At the county board meeting, Dougherty emphasized that the potential effects go beyond properties fully submerged in the mapped floodplain. Even partial encroachments could trigger mitigation formulas that require property owners to create or restore equivalent habitat elsewhere.
“You may have a five-acre parcel with only three acres inundated,” he said, “but if you can’t create enough compensating floodway, you can’t meet the mitigation requirement. So you’re stuck.”
Two lawsuits, one state in limbo
The federal proposal has divided local governments, environmental groups, and property-rights advocates.
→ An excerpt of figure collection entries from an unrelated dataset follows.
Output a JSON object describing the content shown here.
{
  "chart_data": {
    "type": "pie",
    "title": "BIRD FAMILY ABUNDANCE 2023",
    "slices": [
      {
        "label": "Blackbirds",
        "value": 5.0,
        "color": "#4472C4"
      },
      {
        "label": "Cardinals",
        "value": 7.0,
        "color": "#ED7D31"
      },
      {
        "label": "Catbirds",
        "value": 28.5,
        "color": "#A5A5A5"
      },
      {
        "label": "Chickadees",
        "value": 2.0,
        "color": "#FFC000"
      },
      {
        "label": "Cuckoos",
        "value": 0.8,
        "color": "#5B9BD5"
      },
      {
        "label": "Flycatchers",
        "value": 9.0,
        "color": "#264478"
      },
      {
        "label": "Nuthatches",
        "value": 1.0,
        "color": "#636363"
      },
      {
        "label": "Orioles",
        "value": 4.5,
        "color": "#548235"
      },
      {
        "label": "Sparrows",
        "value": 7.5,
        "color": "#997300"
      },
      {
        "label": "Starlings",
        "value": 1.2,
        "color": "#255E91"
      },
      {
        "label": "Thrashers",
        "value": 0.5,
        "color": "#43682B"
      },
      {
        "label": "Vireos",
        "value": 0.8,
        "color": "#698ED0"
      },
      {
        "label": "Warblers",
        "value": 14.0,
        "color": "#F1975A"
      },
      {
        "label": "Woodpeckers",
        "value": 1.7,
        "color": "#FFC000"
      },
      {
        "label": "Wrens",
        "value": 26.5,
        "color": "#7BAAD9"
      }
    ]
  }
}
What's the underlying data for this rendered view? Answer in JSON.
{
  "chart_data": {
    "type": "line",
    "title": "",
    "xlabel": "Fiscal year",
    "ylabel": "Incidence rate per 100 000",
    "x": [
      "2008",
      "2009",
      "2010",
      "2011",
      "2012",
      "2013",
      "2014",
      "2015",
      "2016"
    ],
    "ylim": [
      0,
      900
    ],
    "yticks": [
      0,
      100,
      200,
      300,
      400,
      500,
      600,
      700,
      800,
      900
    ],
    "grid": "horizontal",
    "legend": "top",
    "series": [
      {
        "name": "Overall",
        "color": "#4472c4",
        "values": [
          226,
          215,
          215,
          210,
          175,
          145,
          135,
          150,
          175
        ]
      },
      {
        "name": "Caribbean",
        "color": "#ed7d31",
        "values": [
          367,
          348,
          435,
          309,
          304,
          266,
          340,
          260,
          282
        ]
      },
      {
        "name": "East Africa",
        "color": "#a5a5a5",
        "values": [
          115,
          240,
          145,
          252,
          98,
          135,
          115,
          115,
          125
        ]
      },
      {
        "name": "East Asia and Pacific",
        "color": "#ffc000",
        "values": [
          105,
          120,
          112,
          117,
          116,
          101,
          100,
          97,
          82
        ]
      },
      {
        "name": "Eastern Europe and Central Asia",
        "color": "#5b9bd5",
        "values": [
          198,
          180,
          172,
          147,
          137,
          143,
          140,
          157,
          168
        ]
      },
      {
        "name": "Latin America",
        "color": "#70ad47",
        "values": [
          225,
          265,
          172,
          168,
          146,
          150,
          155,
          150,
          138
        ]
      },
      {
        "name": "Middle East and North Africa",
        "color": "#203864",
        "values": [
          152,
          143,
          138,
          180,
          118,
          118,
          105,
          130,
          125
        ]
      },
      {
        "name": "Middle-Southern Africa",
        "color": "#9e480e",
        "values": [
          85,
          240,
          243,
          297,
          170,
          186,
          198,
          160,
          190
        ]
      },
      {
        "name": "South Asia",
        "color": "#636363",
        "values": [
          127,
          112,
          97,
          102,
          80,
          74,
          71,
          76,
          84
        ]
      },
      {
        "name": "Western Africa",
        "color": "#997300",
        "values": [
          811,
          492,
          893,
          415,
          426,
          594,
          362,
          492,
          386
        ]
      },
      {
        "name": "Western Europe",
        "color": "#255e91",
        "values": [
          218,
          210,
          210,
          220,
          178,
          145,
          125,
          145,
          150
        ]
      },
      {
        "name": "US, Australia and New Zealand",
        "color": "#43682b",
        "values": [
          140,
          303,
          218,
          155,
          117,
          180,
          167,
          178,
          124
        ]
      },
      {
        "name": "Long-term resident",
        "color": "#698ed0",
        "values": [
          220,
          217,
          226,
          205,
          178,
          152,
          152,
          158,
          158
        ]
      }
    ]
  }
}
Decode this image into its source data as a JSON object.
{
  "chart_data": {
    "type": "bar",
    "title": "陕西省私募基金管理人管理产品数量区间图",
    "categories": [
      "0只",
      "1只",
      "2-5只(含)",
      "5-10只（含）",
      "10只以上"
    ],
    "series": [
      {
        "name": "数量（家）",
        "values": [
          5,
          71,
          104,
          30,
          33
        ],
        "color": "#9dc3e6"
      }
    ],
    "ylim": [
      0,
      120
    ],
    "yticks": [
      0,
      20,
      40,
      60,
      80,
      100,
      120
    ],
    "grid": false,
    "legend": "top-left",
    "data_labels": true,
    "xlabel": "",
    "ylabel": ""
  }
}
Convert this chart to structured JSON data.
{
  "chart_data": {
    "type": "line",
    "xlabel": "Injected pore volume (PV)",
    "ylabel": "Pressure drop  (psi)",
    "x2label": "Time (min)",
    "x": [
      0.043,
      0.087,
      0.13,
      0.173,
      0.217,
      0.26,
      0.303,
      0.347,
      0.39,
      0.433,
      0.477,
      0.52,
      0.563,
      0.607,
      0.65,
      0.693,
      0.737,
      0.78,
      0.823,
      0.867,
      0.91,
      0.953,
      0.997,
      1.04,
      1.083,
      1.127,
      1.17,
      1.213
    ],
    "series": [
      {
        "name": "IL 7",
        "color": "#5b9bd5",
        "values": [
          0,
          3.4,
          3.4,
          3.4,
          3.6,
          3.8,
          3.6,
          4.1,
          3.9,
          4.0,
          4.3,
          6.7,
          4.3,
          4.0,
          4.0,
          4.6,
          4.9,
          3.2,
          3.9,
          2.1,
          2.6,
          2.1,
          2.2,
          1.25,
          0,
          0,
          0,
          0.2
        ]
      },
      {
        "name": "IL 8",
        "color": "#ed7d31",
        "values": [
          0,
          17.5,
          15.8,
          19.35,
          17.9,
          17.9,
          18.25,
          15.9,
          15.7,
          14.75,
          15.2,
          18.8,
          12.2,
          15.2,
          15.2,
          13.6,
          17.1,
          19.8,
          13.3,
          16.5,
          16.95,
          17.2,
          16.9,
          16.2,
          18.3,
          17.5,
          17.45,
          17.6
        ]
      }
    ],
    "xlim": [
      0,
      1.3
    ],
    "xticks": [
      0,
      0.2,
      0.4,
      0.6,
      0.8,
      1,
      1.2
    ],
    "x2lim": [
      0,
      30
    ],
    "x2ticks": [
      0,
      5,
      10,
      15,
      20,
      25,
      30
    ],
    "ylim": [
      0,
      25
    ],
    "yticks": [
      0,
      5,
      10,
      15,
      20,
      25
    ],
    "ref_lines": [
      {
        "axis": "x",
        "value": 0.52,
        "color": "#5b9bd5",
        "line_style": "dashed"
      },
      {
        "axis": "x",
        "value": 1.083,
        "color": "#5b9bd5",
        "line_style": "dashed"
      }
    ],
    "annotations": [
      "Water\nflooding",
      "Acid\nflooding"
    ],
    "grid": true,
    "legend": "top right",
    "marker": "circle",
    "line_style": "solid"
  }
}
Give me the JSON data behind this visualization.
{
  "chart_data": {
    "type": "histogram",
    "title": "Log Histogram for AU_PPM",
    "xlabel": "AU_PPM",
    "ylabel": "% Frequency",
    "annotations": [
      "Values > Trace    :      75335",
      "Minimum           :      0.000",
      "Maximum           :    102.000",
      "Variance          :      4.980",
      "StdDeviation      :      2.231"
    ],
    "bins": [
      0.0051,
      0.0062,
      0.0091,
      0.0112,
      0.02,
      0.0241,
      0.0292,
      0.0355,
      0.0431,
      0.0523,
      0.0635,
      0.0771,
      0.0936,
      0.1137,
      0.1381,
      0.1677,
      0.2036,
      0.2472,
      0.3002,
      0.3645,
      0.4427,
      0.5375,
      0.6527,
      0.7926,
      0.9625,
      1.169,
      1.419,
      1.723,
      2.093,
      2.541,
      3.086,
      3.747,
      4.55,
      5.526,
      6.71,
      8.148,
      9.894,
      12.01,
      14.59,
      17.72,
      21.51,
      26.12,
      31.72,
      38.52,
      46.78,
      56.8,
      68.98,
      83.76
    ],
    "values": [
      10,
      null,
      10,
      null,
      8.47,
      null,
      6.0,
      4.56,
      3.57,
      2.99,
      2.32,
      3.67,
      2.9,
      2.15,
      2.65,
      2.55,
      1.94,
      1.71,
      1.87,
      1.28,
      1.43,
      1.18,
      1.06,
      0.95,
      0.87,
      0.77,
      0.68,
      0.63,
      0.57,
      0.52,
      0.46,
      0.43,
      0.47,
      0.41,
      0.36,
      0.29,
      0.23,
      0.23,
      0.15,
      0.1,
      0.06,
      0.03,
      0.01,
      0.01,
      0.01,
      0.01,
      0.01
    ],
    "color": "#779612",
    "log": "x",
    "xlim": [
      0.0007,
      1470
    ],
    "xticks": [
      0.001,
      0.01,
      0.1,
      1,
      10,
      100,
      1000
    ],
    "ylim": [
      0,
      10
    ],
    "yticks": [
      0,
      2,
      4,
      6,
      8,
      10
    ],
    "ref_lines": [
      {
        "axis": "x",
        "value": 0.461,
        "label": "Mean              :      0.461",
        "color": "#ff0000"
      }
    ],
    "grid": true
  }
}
FEMA is recently navigating two conflicting lawsuits: one from Oregonians for Floodplain Protection, seeking to halt the integration entirely, and another from the Northwest Environmental Defense Center, pressing the agency to move forward and implement the new standards without delay.
“The first lawsuit is in settlement discussions,” Dougherty said, “but there’s no injunction, so FEMA continues moving ahead with the EIS. The other suit actually seeks to compel implementation.”
Until those court cases are resolved, Oregon’s participating NFIP jurisdictions—including all of Wasco County — are in a holding pattern. Dougherty said FEMA has nevertheless directed local governments to begin updating floodplain ordinances and local maps to prepare for ESA compliance, a costly undertaking that the county considers premature.
“They’re asking us to change our code and adopt these no-net-loss rules before they’ve even finished their environmental impact study,” he said. “It doesn’t make sense for us to spend that money until we know what the final rule will be.”
FEMA’s public comment period ended on Oct. 6. Wasco County will discuss applying FEMA’s model ordinance and preimplementation compliance measures at a hearing Nov. 5.